And if she is a Hillary fan and supporter, God bless her, but was it part of her assignment with MSNBC last evening to bash Dem Iowa Caucus winner Barack Obama?

Rachel Maddow as Obama Basher

From the MSNBC transcript;
OLBERMANN: Rachel Maddow, the subject of strong views. Did not the strong views get us the president we have as well? Is there not fire to be played with in that category.

MADDOW: Well, it’s interesting. I actually feel like although I like Obama a lot more than I like George Bush as a politician and I guess probably as a person, I see a lot of shades of George Bush as a candidate in what we’re hearing from Obama. In that what Obama’s actually offering are fairly liberal policies, but spoken in language and delivered in a style that’s very moderate and that’s actually kind of post partisan in tone.

We don’t think of George Bush’s presidency as having been that way. But as a candidate, that’s exactly what he was. He was proposing very conservative policies, but in a conciliatory, compassionate, post partisan, can’t we all just get along kind of way. And that’s why people I think maybe ended up surprised at the way he governed. I think that Obama learned a little bit about how to campaign from what George Bush did. I hope that he would be, of course, a better president than Bush has been though.
Whoa, there girl!

Obama is Bush?

If fellow panel member Pat Buchanan said it, you would, well, brush it off, knowing what a whack-job Buchanan is.
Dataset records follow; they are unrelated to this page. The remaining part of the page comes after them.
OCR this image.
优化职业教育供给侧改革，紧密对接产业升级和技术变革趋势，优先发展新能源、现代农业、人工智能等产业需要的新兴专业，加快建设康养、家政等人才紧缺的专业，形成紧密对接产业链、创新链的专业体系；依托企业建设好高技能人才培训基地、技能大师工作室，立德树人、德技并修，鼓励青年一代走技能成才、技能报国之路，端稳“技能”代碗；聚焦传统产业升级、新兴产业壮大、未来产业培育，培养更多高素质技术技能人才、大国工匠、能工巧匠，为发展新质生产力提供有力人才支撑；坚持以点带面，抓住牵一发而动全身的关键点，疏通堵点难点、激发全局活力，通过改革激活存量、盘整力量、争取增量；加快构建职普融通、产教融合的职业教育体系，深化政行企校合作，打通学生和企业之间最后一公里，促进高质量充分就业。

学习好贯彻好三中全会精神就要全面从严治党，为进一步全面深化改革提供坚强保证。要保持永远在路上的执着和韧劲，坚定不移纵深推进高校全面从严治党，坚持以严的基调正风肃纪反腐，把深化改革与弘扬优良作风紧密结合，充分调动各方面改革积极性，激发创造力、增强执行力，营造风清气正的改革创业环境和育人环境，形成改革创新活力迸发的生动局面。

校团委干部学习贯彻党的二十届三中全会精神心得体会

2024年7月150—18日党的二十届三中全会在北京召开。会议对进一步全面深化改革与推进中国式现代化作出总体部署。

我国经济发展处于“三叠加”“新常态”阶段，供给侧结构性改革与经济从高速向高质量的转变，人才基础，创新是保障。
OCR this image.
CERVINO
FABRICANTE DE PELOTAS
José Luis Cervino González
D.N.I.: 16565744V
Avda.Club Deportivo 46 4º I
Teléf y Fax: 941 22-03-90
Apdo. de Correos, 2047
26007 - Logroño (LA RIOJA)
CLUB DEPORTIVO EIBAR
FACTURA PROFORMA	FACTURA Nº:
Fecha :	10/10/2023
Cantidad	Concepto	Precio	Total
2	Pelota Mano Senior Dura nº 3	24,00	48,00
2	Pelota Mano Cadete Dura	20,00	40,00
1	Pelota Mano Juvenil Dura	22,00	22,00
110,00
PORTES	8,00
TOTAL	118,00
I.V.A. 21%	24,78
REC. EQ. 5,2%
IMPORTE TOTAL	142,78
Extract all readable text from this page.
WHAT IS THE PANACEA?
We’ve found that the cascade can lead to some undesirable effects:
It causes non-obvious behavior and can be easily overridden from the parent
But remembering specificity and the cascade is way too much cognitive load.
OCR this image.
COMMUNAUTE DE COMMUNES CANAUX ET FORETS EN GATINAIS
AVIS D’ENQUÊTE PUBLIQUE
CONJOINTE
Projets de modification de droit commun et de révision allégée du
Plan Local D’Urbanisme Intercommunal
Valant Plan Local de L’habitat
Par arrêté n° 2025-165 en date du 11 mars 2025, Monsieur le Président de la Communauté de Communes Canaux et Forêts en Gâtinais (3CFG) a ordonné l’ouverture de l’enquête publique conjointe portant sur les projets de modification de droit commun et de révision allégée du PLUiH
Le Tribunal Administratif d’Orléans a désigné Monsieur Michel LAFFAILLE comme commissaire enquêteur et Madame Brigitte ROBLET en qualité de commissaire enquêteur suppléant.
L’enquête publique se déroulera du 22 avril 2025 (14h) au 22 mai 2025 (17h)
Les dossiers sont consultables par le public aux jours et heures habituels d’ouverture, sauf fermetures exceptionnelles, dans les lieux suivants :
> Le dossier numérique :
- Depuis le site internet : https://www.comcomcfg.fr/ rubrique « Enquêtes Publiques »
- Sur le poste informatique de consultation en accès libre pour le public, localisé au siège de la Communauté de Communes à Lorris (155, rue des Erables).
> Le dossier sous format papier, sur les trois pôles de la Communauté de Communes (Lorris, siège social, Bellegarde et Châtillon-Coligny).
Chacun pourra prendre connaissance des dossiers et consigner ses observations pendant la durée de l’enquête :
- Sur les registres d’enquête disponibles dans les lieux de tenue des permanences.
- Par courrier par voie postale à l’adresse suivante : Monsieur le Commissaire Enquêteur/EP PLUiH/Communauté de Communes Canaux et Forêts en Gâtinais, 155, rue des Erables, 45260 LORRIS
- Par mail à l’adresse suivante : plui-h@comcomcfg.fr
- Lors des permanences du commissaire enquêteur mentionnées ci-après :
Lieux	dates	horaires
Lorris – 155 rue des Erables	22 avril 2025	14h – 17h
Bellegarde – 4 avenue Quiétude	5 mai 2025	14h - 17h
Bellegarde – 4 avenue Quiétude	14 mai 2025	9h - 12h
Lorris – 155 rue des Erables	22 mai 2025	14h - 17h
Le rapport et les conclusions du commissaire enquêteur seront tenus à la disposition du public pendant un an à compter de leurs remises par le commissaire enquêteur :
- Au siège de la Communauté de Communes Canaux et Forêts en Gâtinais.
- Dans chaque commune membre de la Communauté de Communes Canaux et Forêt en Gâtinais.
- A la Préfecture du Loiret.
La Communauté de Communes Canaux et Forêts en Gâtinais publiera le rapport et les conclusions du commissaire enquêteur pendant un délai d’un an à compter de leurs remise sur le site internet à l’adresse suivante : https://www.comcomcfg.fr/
And even being cautious about over-praise, being it was only one night, one event, but tying Obama to Bush?

Did the Hillary Campaign hack into her earpiece? Was she reading off the next morning's Hillary Campaign Talking Points?

Because, before she bashed Obama, you could see the hair on her neck rising, when host Chris Matthews, Keith Olbermann and other panel members were talking in tones of Hillary being finished.

Rachel Maddow as the Hillary Apologist
MATTHEWS: This country moves in a strange pattern. In 1870, we gave African-Americans, men, the right to vote, at least in the Constitution. Obviously Jim Crowe got in the way of that for 100 years. But it was written down into law, the amendment to our Constitution, African-Americans, former slaves, will be voting citizens of the United States.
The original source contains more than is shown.